[llvm-dev] [RFC] Polly Status and Integration

Wed Sep 20 02:33:46 PDT 2017

Hi,
I have not been following the polyhedral developments in both GCC and LLVM very closely the last few years, but I was just wondering if there are any lessons learned we should look at (or actually already aware of) in GCC's implementation and integration of Graphite. For example, do we know if it is (still)  enabled/used/etc.? And in the context of possibly rewritten bits and pieces of Polly, thus making it modular, and making its exact analysis available to "traditional" optimisations passes such as e.g. the vectoriser, is there data that that shows that it really improves performance? Is there e.g. data available that shows the performance uplift of the vectoriser using the exact polyhedral data dependence analysis over the traditional data dependence analysis? I am a big fan of the polyhedral model and these are not leading questions, but I was just wondering if that could help in deciding to make it modular and slowly integrating it, or just to have it as a separate pipeline.

Cheers,
Sjoerd.

-----Original Message-----
From: llvm-dev [mailto:llvm-dev-bounces at lists.llvm.org] On Behalf Of Johannes Doerfert via llvm-dev
Sent: 20 September 2017 01:33
To: Hal Finkel
Cc: LLVM Dev; Tobias Grosser; michaelkruse at meinersbur.de
Subject: Re: [llvm-dev] [RFC] Polly Status and Integration

Hi Hal, Tobias, Michael, and others,

I'd like to add my view (and a proposal) to this discussion and I apologize directly for doing this so late*. I also want to apologize because this email is long, contains various technical details and also argumentations that might need more justification. However, I am happy to provide further information (and/or examples) to explain my views if required.

tldr;
We should introduce polyhedral analysis and optimization capabilities into LLVM step by step. Along the way we should revisit design decisions made by Polly and adjust them according to the use cases in the rest of LLVM. Finally, we should keep Polly as a stand-alone tool to allow research into, and prototyping of, complex loop transformations.

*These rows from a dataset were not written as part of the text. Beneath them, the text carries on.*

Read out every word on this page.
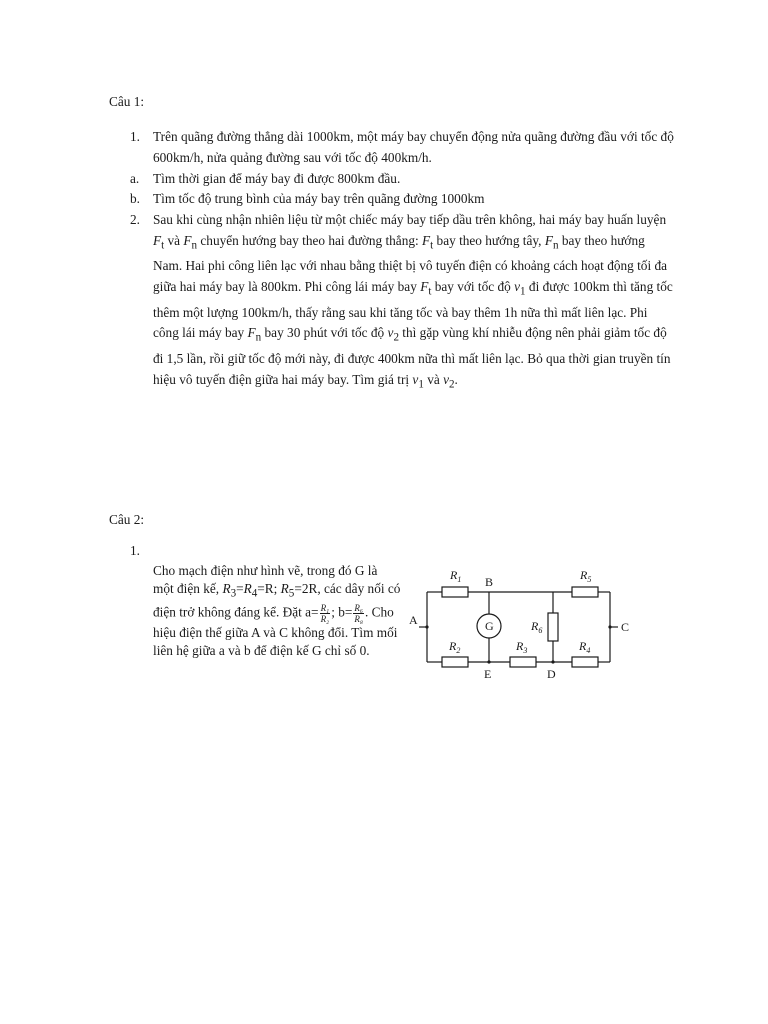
Câu 1:
1. Trên quãng đường thẳng dài 1000km, một máy bay chuyển động nửa quãng đường đầu với tốc độ 600km/h, nửa quảng đường sau với tốc độ 400km/h.
a. Tìm thời gian để máy bay đi được 800km đầu.
b. Tìm tốc độ trung bình của máy bay trên quãng đường 1000km
2. Sau khi cùng nhận nhiên liệu từ một chiếc máy bay tiếp dầu trên không, hai máy bay huấn luyện $F_t$ và $F_n$ chuyển hướng bay theo hai đường thẳng: $F_t$ bay theo hướng tây, $F_n$ bay theo hướng Nam. Hai phi công liên lạc với nhau bằng thiệt bị vô tuyến điện có khoảng cách hoạt động tối đa giữa hai máy bay là 800km. Phi công lái máy bay $F_t$ bay với tốc độ $v_1$ đi được 100km thì tăng tốc thêm một lượng 100km/h, thấy rằng sau khi tăng tốc và bay thêm 1h nữa thì mất liên lạc. Phi công lái máy bay $F_n$ bay 30 phút với tốc độ $v_2$ thì gặp vùng khí nhiễu động nên phải giảm tốc độ đi 1,5 lần, rồi giữ tốc độ mới này, đi được 400km nữa thì mất liên lạc. Bỏ qua thời gian truyền tín hiệu vô tuyến điện giữa hai máy bay. Tìm giá trị $v_1$ và $v_2$.
Câu 2:
1.
Cho mạch điện như hình vẽ, trong đó G là một điện kế, $R_3=R_4=R$; $R_5=2R$, các dây nối có điện trở không đáng kể. Đặt $a= \frac{\text{R₁}}{\text{R₂}}$ ; $b= \frac{\text{R₆}}{\text{R₈}}$ . Cho hiệu điện thế giữa A và C không đổi. Tìm mối liên hệ giữa a và b để điện kế G chỉ số 0.
G
A
B
C
D
E
$R_1$	$R_5$
$R_6$
$R_2$	$R_3$	$R_4$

* There was a paper deadline end of last week and I simply had to prioritize.

-------------------------------------------------------------------------------

LLVM performs "simple" loop transformations and targets almost exclusively inner-most loops. Polly offers a pipeline to perform "complex" polyhedral-based loop optimizations on a sequence of loop nests. It seems natural to integrate Polly into the LLVM pipeline as it apparently complements it well. However, I do not believe that it is wise to integrate Polly into LLVM for a variety of reasons, some of which I will explain in more detail now. Afterwards I will propose a different way to achieve (most of) the things Hal mentioned in his mail in an incremental way. Nevertheless, I want to stress that I am still an advocate of Polly and I honestly believe it to be a valuable part of the LLVM environment. Though I strongly feel it should be continued as a research tool and test bed to allow research into, and prototyping of,
(polyhedral-model-based) analysis and optimizations.

---

Polly is a deep pipeline of passes that were developed for the sole purpose of applying scheduling transformations at the very end. This "main purpose" of Polly makes it hard to effectively reuse intermediate parts, e.g. the dependence analysis or the code generation framework, at least to the degree we might want to. In a different thread [1] Hal asked for the possibility to reuse Polly for tuning via pragmas e.g., unrolling/interleaving/tiling/interchange. While this is interesting and generally possible it won't take long before the restrictions Polly places on the input code (to enable scheduling optimizations in the end) become a serious problem. The point here is that Polly has too many features and dependences for such an "easy" use case. (Note that I do not question the legality of a user requested transformation here.) If you are not looking for "end-to-end polyhedral loop optimizations" you want a system that answers a very specific question (e.g.,
isVectorizable) or performs a very specific transformation (e.g, tiling) on a maximal set of programs. In contrast, Polly is (and I strongly believe it should be) developed as a system that performs complex optimizations, based on specialized analysis results, on a constraint type of programs.

One might argue that Polly will become more modular when it is integrated into LLVM and when the intermediate results are used in more and more places. However, I'd say this is the "wrong direction" with regards to:
  1) incremental design and development,
  2) maintainability of individual parts, and
  3) the development of a suitable cost model (which Polly does not ship).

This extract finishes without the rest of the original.